Synthetic cannabinoids JWH-018, JWH-122, UR-144 and the phytocannabinoid THC activate apoptosis in placental cells

• Published in: Toxicology letters Vol. 319; pp. 129 - 137
• Main Authors: Almada, Marta, Alves, Patrícia, Fonseca, Bruno M., Carvalho, Félix, Queirós, Cláudio R., Gaspar, Helena, Amaral, Cristina, Teixeira, Natércia A., Correia-da-Silva, Georgina
• Format: Journal Article
• Language: English
• Published: Netherlands Elsevier B.V 01.02.2020
• Subjects: Adult; Apoptosis; Apoptosis - drug effects; BeWo; Cannabinoids - toxicity; Cell Cycle Checkpoints - drug effects; Cell Line; Cells; Cytotrophoblasts; Dronabinol - toxicity; Female; Humans; Indoles - toxicity; JWH-018; JWH-122; L-Lactate Dehydrogenase - metabolism; Membrane Potential, Mitochondrial - drug effects; Naphthalenes - toxicity; Placenta; Placenta - cytology; Placenta - drug effects; Pregnancy; Reactive Oxygen Species - metabolism; Synthetic cannabinoids; Trophoblasts - drug effects; UR-144; Δ9-Tetrahydrocannabinol; ST; CTs; Δ9-Tetrahydrocannabinol; BeWo; UR-144; SCBs; ROS/RNS; JWH-018; Cytotrophoblasts; THC; Cells; NPS; JWH-122; STS; Placenta; Δψm; IUGR; Synthetic cannabinoids; CB; Apoptosis; Δ-Tetrahydrocannabinol
• ISSN: 0378-4274; 1879-3169
• DOI: 10.1016/j.toxlet.2019.11.004

•THC, JWH-018, JWH-122 and UR-144 affect the viability of placental trophoblasts•THC, JWH-018, JWH-122 and UR-144 impair cell proliferation and induce apoptosis through different mechanisms•The phytocannabinoid THC and the synthetic cannabinoids may disrupt fundamental gestational events The increasing use of synthetic cannabinoids (SCBs) in recreational settings is becoming a new paradigm of drug abuse.
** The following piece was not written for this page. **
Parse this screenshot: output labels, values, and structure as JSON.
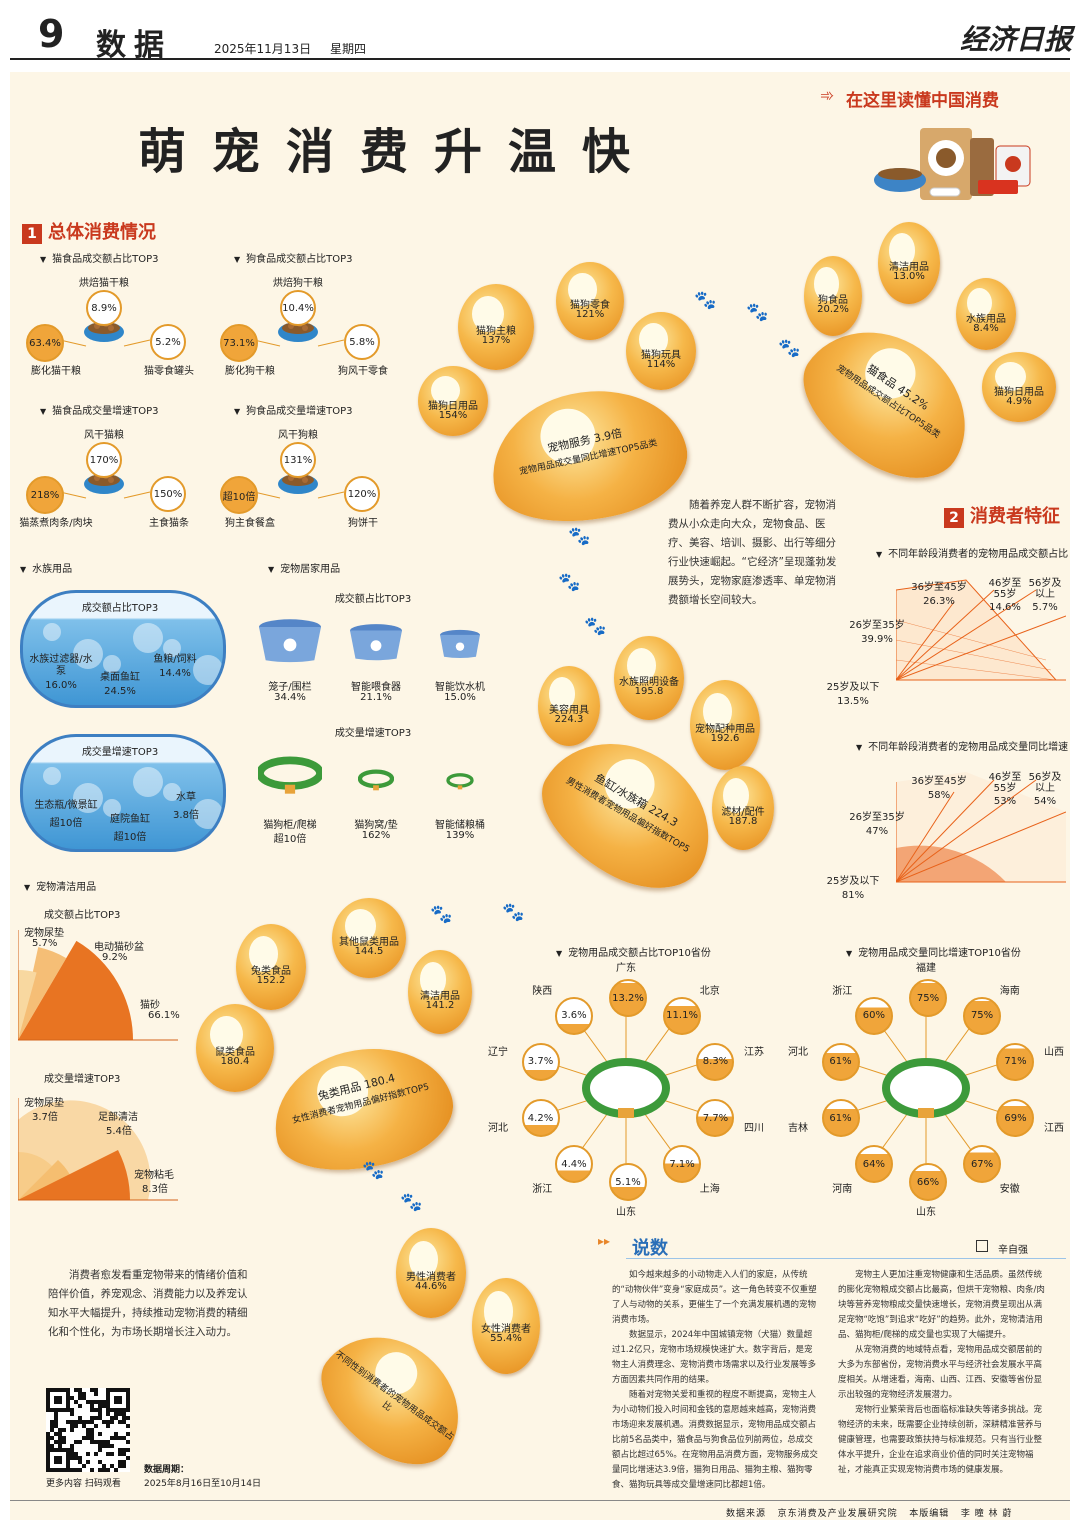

Although SCBs effects mimic those of the Cannabis sativa plant, these drugs are frequently more potent and hazardous. It is known that endocannabinoid signalling plays a crucial role in diverse reproductive events such as placental development. Moreover, the negative impact of the phytocannabinoid Δ9-tetrahydrocannabinol (THC) in pregnancy outcome, leading to prematurity, intrauterine growth restriction and low birth weight is well recognized, which makes women of childbearing age a sensitive group to developmental adverse effects of cannabinoids. Placental trophoblast turnover relies on regulated processes of proliferation and apoptosis for normal placental development. Here, we explored the impact of the SCBs JWH-018, JWH-122 and UR-144 and of the phytocannabinoid THC in BeWo cell line, a human placental cytotrophoblast cell model. All the cannabinoids caused a significant decrease in cell viability without LDH release, though this effect was only detected for the highest concentrations of THC. Moreover, a cell cycle arrest at the G2/M phase was also observed. JWH-018 and JWH-122 increased reactive oxygen species (ROS) production and THC, UR-144 and JWH-122 caused loss of mitochondrial membrane potential. All the compounds were able to induce caspase-9 activation. The involvement of apoptotic pathways was further confirmed through the significant increase in caspase -3/-7 activities. For UR-144, this effect was reversed by the CB1 antagonist AM281, for JWH-018 and THC this effect was mediated by both cannabinoid receptors CB1 and CB2 while for JWH-122 it was cannabinoid receptor-independent. This work demonstrates that THC and SCBs are able to induce apoptotic cell death. Although they may act through different mechanisms and potencies, the studied cannabinoids have the potential to disrupt gestational fundamental events.